Paragraph Writing

(“Wrecked,” by John Vanveen, with permission)


A paragraph is the expression of a single idea. All the information in a paragraph should connect to that central idea. When a paragraph is unified it is said to be coherent. When it’s not, it’s choppy or incoherent.

As you work on your final essay it may be easiest to start not with your intro and conclusion, but with some of your main body paragraphs. It’s easier to make some specific points than to know exactly how you will tie everything together. Even if you have an outline prepared (as you should!), starting in the middle will help you to focus on the particulars before you worry about the final argument. In fact, as you work on your paragraphs, your thesis will slowly lose its fuzzy outline and come into focus.

On this page you will find some general instruction in paragraph writing, as well as some activities for developing your own writing skill set.

Paragraph Structure

Most paragraphs start with what’s called a topic sentence.

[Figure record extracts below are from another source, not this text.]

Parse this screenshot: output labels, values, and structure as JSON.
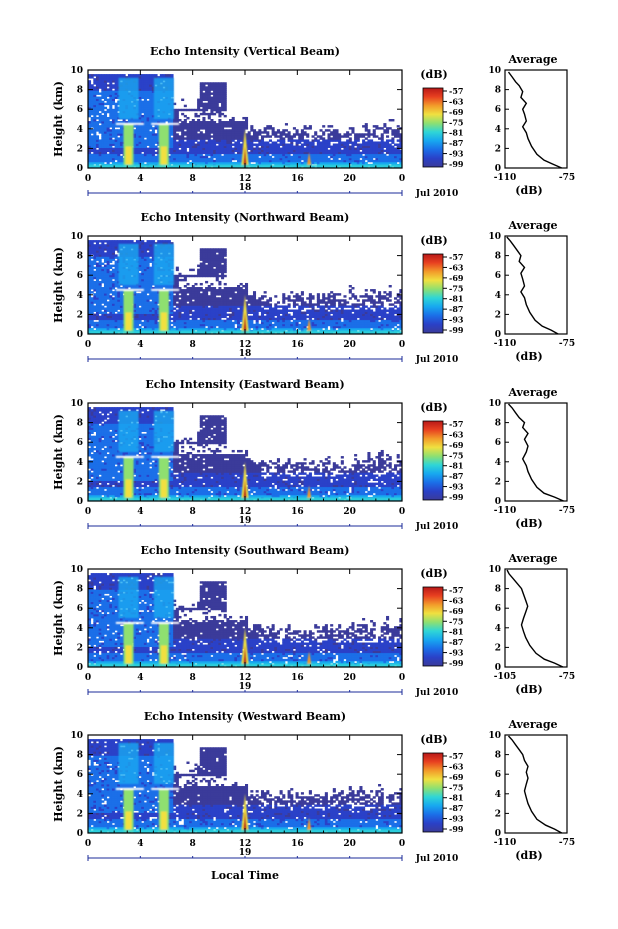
{
  "chart_data": [
    {
      "type": "heatmap",
      "title": "Echo Intensity (Vertical Beam)",
      "ylabel": "Height (km)",
      "x_ticks": [
        "0",
        "4",
        "8",
        "12",
        "16",
        "20",
        "0"
      ],
      "y_ticks": [
        "0",
        "2",
        "4",
        "6",
        "8",
        "10"
      ],
      "xlim": [
        0,
        24
      ],
      "ylim": [
        0,
        10
      ],
      "date_label": "18",
      "date_suffix": "Jul 2010",
      "colorbar": {
        "unit": "(dB)",
        "ticks": [
          "-57",
          "-63",
          "-69",
          "-75",
          "-81",
          "-87",
          "-93",
          "-99"
        ]
      },
      "average": {
        "title": "Average",
        "xlabel": "(dB)",
        "x_ticks": [
          "-110",
          "-75"
        ],
        "xlim": [
          -110,
          -75
        ],
        "profile": [
          [
            -78,
            0
          ],
          [
            -83,
            0.4
          ],
          [
            -88,
            0.8
          ],
          [
            -92,
            1.4
          ],
          [
            -95,
            2.2
          ],
          [
            -97,
            3
          ],
          [
            -98,
            3.6
          ],
          [
            -100,
            4.2
          ],
          [
            -98,
            4.8
          ],
          [
            -99,
            5.5
          ],
          [
            -100,
            6
          ],
          [
            -98,
            6.6
          ],
          [
            -101,
            7.2
          ],
          [
            -100,
            7.8
          ],
          [
            -102,
            8.4
          ],
          [
            -104,
            8.8
          ],
          [
            -106,
            9.3
          ],
          [
            -108,
            9.8
          ]
        ]
      }
    },
    {
      "type": "heatmap",
      "title": "Echo Intensity (Northward Beam)",
      "ylabel": "Height (km)",
      "x_ticks": [
        "0",
        "4",
        "8",
        "12",
        "16",
        "20",
        "0"
      ],
      "y_ticks": [
        "0",
        "2",
        "4",
        "6",
        "8",
        "10"
      ],
      "xlim": [
        0,
        24
      ],
      "ylim": [
        0,
        10
      ],
      "date_label": "18",
      "date_suffix": "Jul 2010",
      "colorbar": {
        "unit": "(dB)",
        "ticks": [
          "-57",
          "-63",
          "-69",
          "-75",
          "-81",
          "-87",
          "-93",
          "-99"
        ]
      },
      "average": {
        "title": "Average",
        "xlabel": "(dB)",
        "x_ticks": [
          "-110",
          "-75"
        ],
        "xlim": [
          -110,
          -75
        ],
        "profile": [
          [
            -80,
            0
          ],
          [
            -84,
            0.4
          ],
          [
            -89,
            0.8
          ],
          [
            -93,
            1.4
          ],
          [
            -96,
            2.2
          ],
          [
            -98,
            3
          ],
          [
            -99,
            3.7
          ],
          [
            -101,
            4.3
          ],
          [
            -99,
            4.9
          ],
          [
            -100,
            5.6
          ],
          [
            -101,
            6.2
          ],
          [
            -99,
            6.8
          ],
          [
            -102,
            7.4
          ],
          [
            -101,
            8
          ],
          [
            -103,
            8.5
          ],
          [
            -105,
            9
          ],
          [
            -107,
            9.5
          ],
          [
            -109,
            9.9
          ]
        ]
      }
    },
    {
      "type": "heatmap",
      "title": "Echo Intensity (Eastward Beam)",
      "ylabel": "Height (km)",
      "x_ticks": [
        "0",
        "4",
        "8",
        "12",
        "16",
        "20",
        "0"
      ],
      "y_ticks": [
        "0",
        "2",
        "4",
        "6",
        "8",
        "10"
      ],
      "xlim": [
        0,
        24
      ],
      "ylim": [
        0,
        10
      ],
      "date_label": "19",
      "date_suffix": "Jul 2010",
      "colorbar": {
        "unit": "(dB)",
        "ticks": [
          "-57",
          "-63",
          "-69",
          "-75",
          "-81",
          "-87",
          "-93",
          "-99"
        ]
      },
      "average": {
        "title": "Average",
        "xlabel": "(dB)",
        "x_ticks": [
          "-110",
          "-75"
        ],
        "xlim": [
          -110,
          -75
        ],
        "profile": [
          [
            -77,
            0
          ],
          [
            -82,
            0.4
          ],
          [
            -88,
            0.8
          ],
          [
            -92,
            1.4
          ],
          [
            -95,
            2.2
          ],
          [
            -97,
            3
          ],
          [
            -98,
            3.6
          ],
          [
            -100,
            4.3
          ],
          [
            -98,
            5
          ],
          [
            -97,
            5.6
          ],
          [
            -99,
            6.3
          ],
          [
            -97,
            6.9
          ],
          [
            -100,
            7.5
          ],
          [
            -99,
            8
          ],
          [
            -102,
            8.5
          ],
          [
            -104,
            9
          ],
          [
            -106,
            9.5
          ],
          [
            -108,
            9.9
          ]
        ]
      }
    },
    {
      "type": "heatmap",
      "title": "Echo Intensity (Southward Beam)",
      "ylabel": "Height (km)",
      "x_ticks": [
        "0",
        "4",
        "8",
        "12",
        "16",
        "20",
        "0"
      ],
      "y_ticks": [
        "0",
        "2",
        "4",
        "6",
        "8",
        "10"
      ],
      "xlim": [
        0,
        24
      ],
      "ylim": [
        0,
        10
      ],
      "date_label": "19",
      "date_suffix": "Jul 2010",
      "colorbar": {
        "unit": "(dB)",
        "ticks": [
          "-57",
          "-63",
          "-69",
          "-75",
          "-81",
          "-87",
          "-93",
          "-99"
        ]
      },
      "average": {
        "title": "Average",
        "xlabel": "(dB)",
        "x_ticks": [
          "-105",
          "-75"
        ],
        "xlim": [
          -105,
          -75
        ],
        "profile": [
          [
            -77,
            0
          ],
          [
            -81,
            0.4
          ],
          [
            -86,
            0.8
          ],
          [
            -90,
            1.4
          ],
          [
            -93,
            2.2
          ],
          [
            -95,
            3
          ],
          [
            -96,
            3.6
          ],
          [
            -97,
            4.3
          ],
          [
            -96,
            5
          ],
          [
            -95,
            5.6
          ],
          [
            -94,
            6.2
          ],
          [
            -95,
            6.8
          ],
          [
            -96,
            7.4
          ],
          [
            -97,
            8
          ],
          [
            -99,
            8.5
          ],
          [
            -101,
            9
          ],
          [
            -103,
            9.5
          ],
          [
            -104,
            9.9
          ]
        ]
      }
    },
    {
      "type": "heatmap",
      "title": "Echo Intensity (Westward Beam)",
      "ylabel": "Height (km)",
      "x_ticks": [
        "0",
        "4",
        "8",
        "12",
        "16",
        "20",
        "0"
      ],
      "y_ticks": [
        "0",
        "2",
        "4",
        "6",
        "8",
        "10"
      ],
      "xlim": [
        0,
        24
      ],
      "ylim": [
        0,
        10
      ],
      "date_label": "19",
      "date_suffix": "Jul 2010",
      "colorbar": {
        "unit": "(dB)",
        "ticks": [
          "-57",
          "-63",
          "-69",
          "-75",
          "-81",
          "-87",
          "-93",
          "-99"
        ]
      },
      "average": {
        "title": "Average",
        "xlabel": "(dB)",
        "x_ticks": [
          "-110",
          "-75"
        ],
        "xlim": [
          -110,
          -75
        ],
        "profile": [
          [
            -78,
            0
          ],
          [
            -82,
            0.4
          ],
          [
            -87,
            0.8
          ],
          [
            -92,
            1.4
          ],
          [
            -95,
            2.2
          ],
          [
            -97,
            3
          ],
          [
            -98,
            3.6
          ],
          [
            -99,
            4.3
          ],
          [
            -98,
            5
          ],
          [
            -97,
            5.6
          ],
          [
            -98,
            6.2
          ],
          [
            -97,
            6.8
          ],
          [
            -99,
            7.4
          ],
          [
            -100,
            8
          ],
          [
            -102,
            8.5
          ],
          [
            -104,
            9
          ],
          [
            -106,
            9.5
          ],
          [
            -108,
            9.9
          ]
        ]
      }
    }
  ],
  "footer": {
    "xlabel": "Local Time"
  },
  "colors": {
    "scale": [
      "#3b3b9a",
      "#2a41c8",
      "#1b6fe8",
      "#17a8f0",
      "#2fd6d6",
      "#8fe070",
      "#f0e040",
      "#f29a2a",
      "#e84020",
      "#b81818"
    ]
  }
}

Your first sentence introduces the main point of the paragraph. The rest of the paragraph consists of facts, quotations, and other forms of proof. Some paragraphs end with a brief conclusion, whereas others assume that the reader will have understood what the paragraph was about.

Here is a sample paragraph from a critical source:

It was the worst natural disaster in the history of the Western Hemisphere. On May 31, 1970, at 3:23 in the afternoon, a massive earthquake struck Peru. With a magnitude of 7.8, it was felt throughout the country–but it was in the department of Ancash, along the coast in central Peru, that the quake was most catastrophic. Entire cities, towns, and villages were destroyed, and some 76,000 people died. Another 140,000 were injured, and as many as 800,000 were left without homes. It has been estimated that 160,000 buildings were ruined. The cataclysm destroyed roads, railroads, bridges, businesses, schools, and government facilities. Water, sewerage, telephone, and electrical systems were put out of operation. All this because of an earthquake that lasted less than a minute. (194)

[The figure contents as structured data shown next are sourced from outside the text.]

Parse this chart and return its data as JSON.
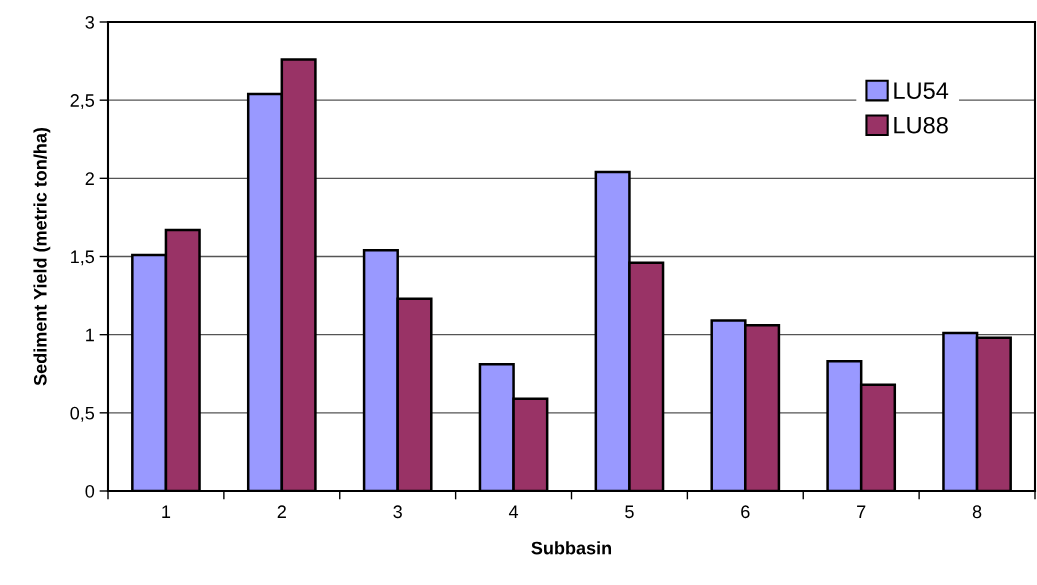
{
  "chart_data": {
    "type": "bar",
    "xlabel": "Subbasin",
    "ylabel": "Sediment Yield (metric ton/ha)",
    "categories": [
      "1",
      "2",
      "3",
      "4",
      "5",
      "6",
      "7",
      "8"
    ],
    "series": [
      {
        "name": "LU54",
        "color": "#9999ff",
        "values": [
          1.51,
          2.54,
          1.54,
          0.81,
          2.04,
          1.09,
          0.83,
          1.01
        ]
      },
      {
        "name": "LU88",
        "color": "#993366",
        "values": [
          1.67,
          2.76,
          1.23,
          0.59,
          1.46,
          1.06,
          0.68,
          0.98
        ]
      }
    ],
    "ylim": [
      0,
      3
    ],
    "yticks": [
      0,
      {
        "value": 0.5,
        "label": "0,5"
      },
      1,
      {
        "value": 1.5,
        "label": "1,5"
      },
      2,
      {
        "value": 2.5,
        "label": "2,5"
      },
      3
    ],
    "grid": "y",
    "legend": "top right"
  }
}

Source: de Boer, Jelle Zeilinga, and Donald Theodore Sanders. Earthquakes in Human History: The Far-Reaching Effects of Seismic Disruptions. Princeton: Princeton UP, 2005.

Notice how the first and last sentence are more general, and how everything in the paragraph backs up the central idea, namely that this was a devastating earthquake.

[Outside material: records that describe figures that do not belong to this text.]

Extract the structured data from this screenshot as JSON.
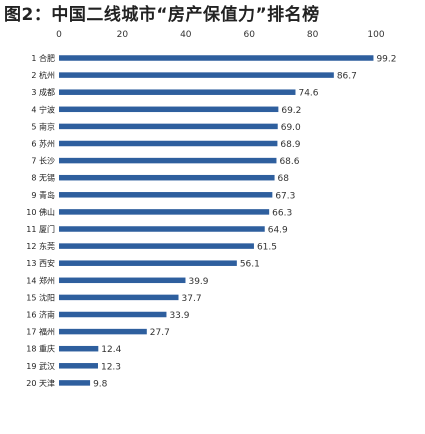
{
  "chart_data": {
    "type": "bar",
    "orientation": "horizontal",
    "title": "图2：中国二线城市“房产保值力”排名榜",
    "xlabel": "",
    "ylabel": "",
    "xlim": [
      0,
      100
    ],
    "x_ticks": [
      0,
      20,
      40,
      60,
      80,
      100
    ],
    "grid": false,
    "bar_color": "#2e5f9e",
    "categories": [
      "1 合肥",
      "2 杭州",
      "3 成都",
      "4 宁波",
      "5 南京",
      "6 苏州",
      "7 长沙",
      "8 无锡",
      "9 青岛",
      "10 佛山",
      "11 厦门",
      "12 东莞",
      "13 西安",
      "14 郑州",
      "15 沈阳",
      "16 济南",
      "17 福州",
      "18 重庆",
      "19 武汉",
      "20 天津"
    ],
    "values": [
      99.2,
      86.7,
      74.6,
      69.2,
      69.0,
      68.9,
      68.6,
      68,
      67.3,
      66.3,
      64.9,
      61.5,
      56.1,
      39.9,
      37.7,
      33.9,
      27.7,
      12.4,
      12.3,
      9.8
    ],
    "value_labels": [
      "99.2",
      "86.7",
      "74.6",
      "69.2",
      "69.0",
      "68.9",
      "68.6",
      "68",
      "67.3",
      "66.3",
      "64.9",
      "61.5",
      "56.1",
      "39.9",
      "37.7",
      "33.9",
      "27.7",
      "12.4",
      "12.3",
      "9.8"
    ]
  }
}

Let’s look at another example. The following paragraph uses quotations to strengthen its claims. In this case, the author’s main point is that firefighters in British Columbia face a unique challenge. Not every forest is the same, and some forests need regular forest fires for revitalization. When this does not occur (because of successful fire fighting), then those fires that do break out are unusually destructive:

In the Interior’s forests of Douglas fir and ponderosa pine, fire is a natural cleansing force that sweeps away undergrowth, renews grasses, releases seeds and generally revitalizes the forest. The cycle is so regular that fires are seldom severe enough to burn the trees themselves. But as John Betts, a forester with the Western Silvercultural Contractors Association, explains, decades of successfully fighting forest fires has created an unnatural forest, one thick with undergrowth and carpeted with generations of dead pine needles. The result is kindling, and when a fire does take hold, it does so with an unnatural ferocity, consuming trees it might otherwise have left unscathed and destroying healthy bacteria in the soils of the forest floor that nourish life. “The forest systems are out of whack due to our well-intentioned conservation practices, which dictate not letting the forests go up in smoke,” says Betts. “The true root of the problem is the long-term denial of fire’s rightful place in the forest.” (17)

Source: Anderson, Charles, and Lori Culbert. Wildfire: British Columbia Burns. Edited by Shelley Fralic, Greystone Books, 2004.

This paragraph has a rather complex argument, and it takes the author a few sentences to connect the dots.

As you read your sources, you will find that popular books and articles are quite relaxed about paragraph structure. Often there’s no clear topic sentence and the argument simply carries on from the previous paragraph.

In your own essay you will want to be a bit more formal. Begin by stating your main idea and by connecting it (if necessary) to what came before.